40.夜闇
このまま自宅まで走ってくれと告げると、ガタゴトと山道を走っていたタクシーが停止した。
「お客さん、冗談はやめてくださいよ。いくらかかると思ってるんですか!?」
「冗談は言ってないし、いくらかかったってかまわない」
落ち着いた声で返されて、驚いた運転手は、思わず背後を振り返った。
眼鏡をかけた少年と、その膝に頭を載せてこんこんと眠り続ける少女。
田舎の村では、滅多に目にすることのできない美貌の二人を見比べながら、白髪頭の運転手は困惑顔で頭をかいた。
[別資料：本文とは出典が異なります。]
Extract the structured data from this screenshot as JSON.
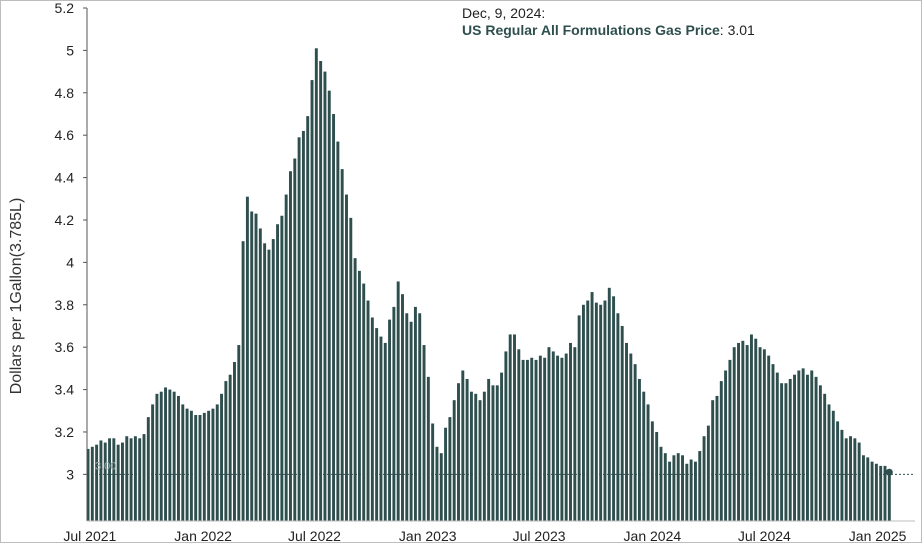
{
  "tooltip": {
    "date": "Dec, 9, 2024:",
    "series_name": "US Regular All Formulations Gas Price",
    "value": "3.01"
  },
  "reference_line_label": "3.00",
  "colors": {
    "bar": "#2f4f4f",
    "axis": "#555555",
    "reference_line": "#2f4f4f"
  },
  "chart_data": {
    "type": "bar",
    "title": "",
    "xlabel": "",
    "ylabel": "Dollars per 1Gallon(3.785L)",
    "ylim": [
      2.78,
      5.2
    ],
    "y_ticks": [
      3,
      3.2,
      3.4,
      3.6,
      3.8,
      4,
      4.2,
      4.4,
      4.6,
      4.8,
      5,
      5.2
    ],
    "x_start": "2021-06-28",
    "x_end": "2024-12-31",
    "x_ticks": [
      {
        "label": "Jul 2021",
        "date": "2021-07-01"
      },
      {
        "label": "Jan 2022",
        "date": "2022-01-01"
      },
      {
        "label": "Jul 2022",
        "date": "2022-07-01"
      },
      {
        "label": "Jan 2023",
        "date": "2023-01-01"
      },
      {
        "label": "Jul 2023",
        "date": "2023-07-01"
      },
      {
        "label": "Jan 2024",
        "date": "2024-01-01"
      },
      {
        "label": "Jul 2024",
        "date": "2024-07-01"
      },
      {
        "label": "Jan 2025",
        "date": "2025-01-01"
      }
    ],
    "reference_line": 3.0,
    "grid": false,
    "legend": "none",
    "series": [
      {
        "start_date": "2021-06-28",
        "frequency": "weekly",
        "values": [
          3.12,
          3.13,
          3.14,
          3.16,
          3.15,
          3.17,
          3.17,
          3.14,
          3.15,
          3.18,
          3.17,
          3.18,
          3.17,
          3.19,
          3.27,
          3.33,
          3.38,
          3.39,
          3.41,
          3.4,
          3.39,
          3.37,
          3.33,
          3.31,
          3.3,
          3.28,
          3.28,
          3.29,
          3.3,
          3.31,
          3.33,
          3.38,
          3.44,
          3.47,
          3.53,
          3.61,
          4.1,
          4.31,
          4.24,
          4.23,
          4.16,
          4.09,
          4.06,
          4.11,
          4.18,
          4.22,
          4.32,
          4.43,
          4.49,
          4.59,
          4.62,
          4.69,
          4.86,
          5.01,
          4.95,
          4.9,
          4.81,
          4.7,
          4.57,
          4.44,
          4.32,
          4.21,
          4.02,
          3.96,
          3.9,
          3.82,
          3.74,
          3.69,
          3.65,
          3.62,
          3.73,
          3.79,
          3.91,
          3.85,
          3.76,
          3.72,
          3.79,
          3.76,
          3.61,
          3.46,
          3.24,
          3.13,
          3.1,
          3.22,
          3.27,
          3.35,
          3.43,
          3.49,
          3.45,
          3.39,
          3.38,
          3.35,
          3.39,
          3.45,
          3.42,
          3.42,
          3.48,
          3.58,
          3.66,
          3.66,
          3.59,
          3.54,
          3.54,
          3.55,
          3.54,
          3.56,
          3.55,
          3.6,
          3.58,
          3.56,
          3.55,
          3.57,
          3.62,
          3.6,
          3.75,
          3.8,
          3.82,
          3.86,
          3.81,
          3.8,
          3.82,
          3.88,
          3.84,
          3.76,
          3.7,
          3.62,
          3.57,
          3.52,
          3.45,
          3.39,
          3.33,
          3.25,
          3.2,
          3.13,
          3.1,
          3.06,
          3.09,
          3.1,
          3.09,
          3.05,
          3.07,
          3.06,
          3.11,
          3.18,
          3.23,
          3.35,
          3.37,
          3.44,
          3.49,
          3.54,
          3.6,
          3.62,
          3.63,
          3.61,
          3.66,
          3.64,
          3.6,
          3.59,
          3.56,
          3.52,
          3.48,
          3.43,
          3.43,
          3.45,
          3.47,
          3.49,
          3.5,
          3.47,
          3.49,
          3.46,
          3.42,
          3.38,
          3.33,
          3.3,
          3.25,
          3.21,
          3.17,
          3.18,
          3.17,
          3.15,
          3.09,
          3.08,
          3.06,
          3.05,
          3.04,
          3.04,
          3.01
        ]
      }
    ]
  }
}
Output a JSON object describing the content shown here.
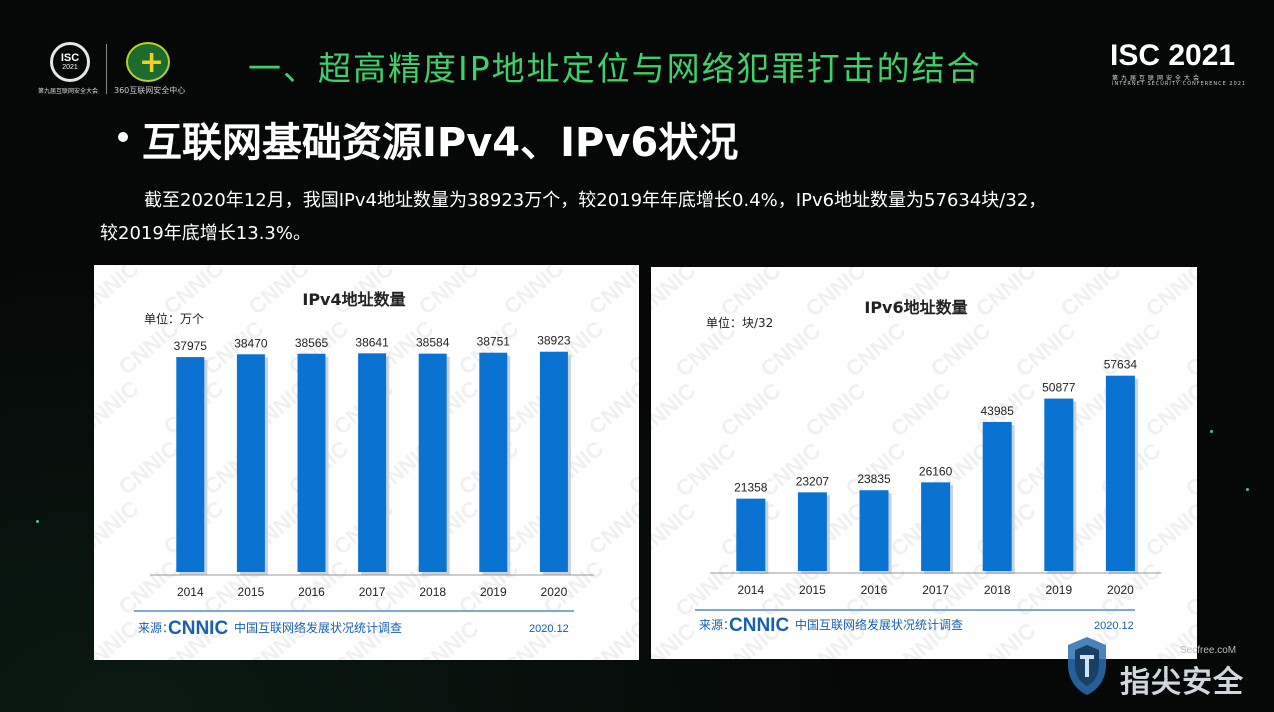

「あの人はどうしたんです? 教会にいたでしょう? ほら、このお嬢さんの・・・」
何気なく少女を指差した途端、少年の切れ長の目が険しくなった。
あわてて言葉を飲み込んだ男は、逃げるように前に向き直った。
余計な詮索などしないで、淡々と仕事をこなすことは簡単だが、少年に抱きかかえられて運ばれてきたのは、他ならぬ自分が駅からここまで乗せてきた「お客さん」だった。
この不景気の中、長距離を移動してくれること自体は歓迎だ。
だが、こんなに車が揺れているのに、少女はどうして目を覚まさない?
混乱した頭で車を発進させながら、男は昼間見た光景を思い出していた。
少女は墓参りに行くと言っていた。
今日は両親の命日で、教会で兄と会うことになっているのだと。
教会の隅に一台に車が停まっていた。
少女の兄だという青年は、墓地のある丘の上にいた。
黒いスーツ。
手には白い薔薇の花束。
教会の墓地に、これほどふさわしい姿はない。
最後にそっと振り返った時、丘を歩いていく二人の後姿が見えた。
自然に二人が寄り添う様を見て、わけもなくほっとしたのは、ほんの数時間前のことだ。
(あの青年はどうなったのだろう?)
全身に孤独をまといつかせたようなたたずまいは、若い頃に妻を亡くし、ずっと一人で生きてきた初老の男の目に今も焼きついたままだ。
(あの青年は・・・)
白い車は停まったままだったから、今も教会にいるはずだ。
外は真っ暗で、激しい雨が降っていた。
聞こえるのは、車のエンジン音と、車体を叩く雨の音だけ。
そっと視線を動かすと、バックミラーに映る少年は、唇を硬く引き結んだまま、睨むように窓の外を見つめていた。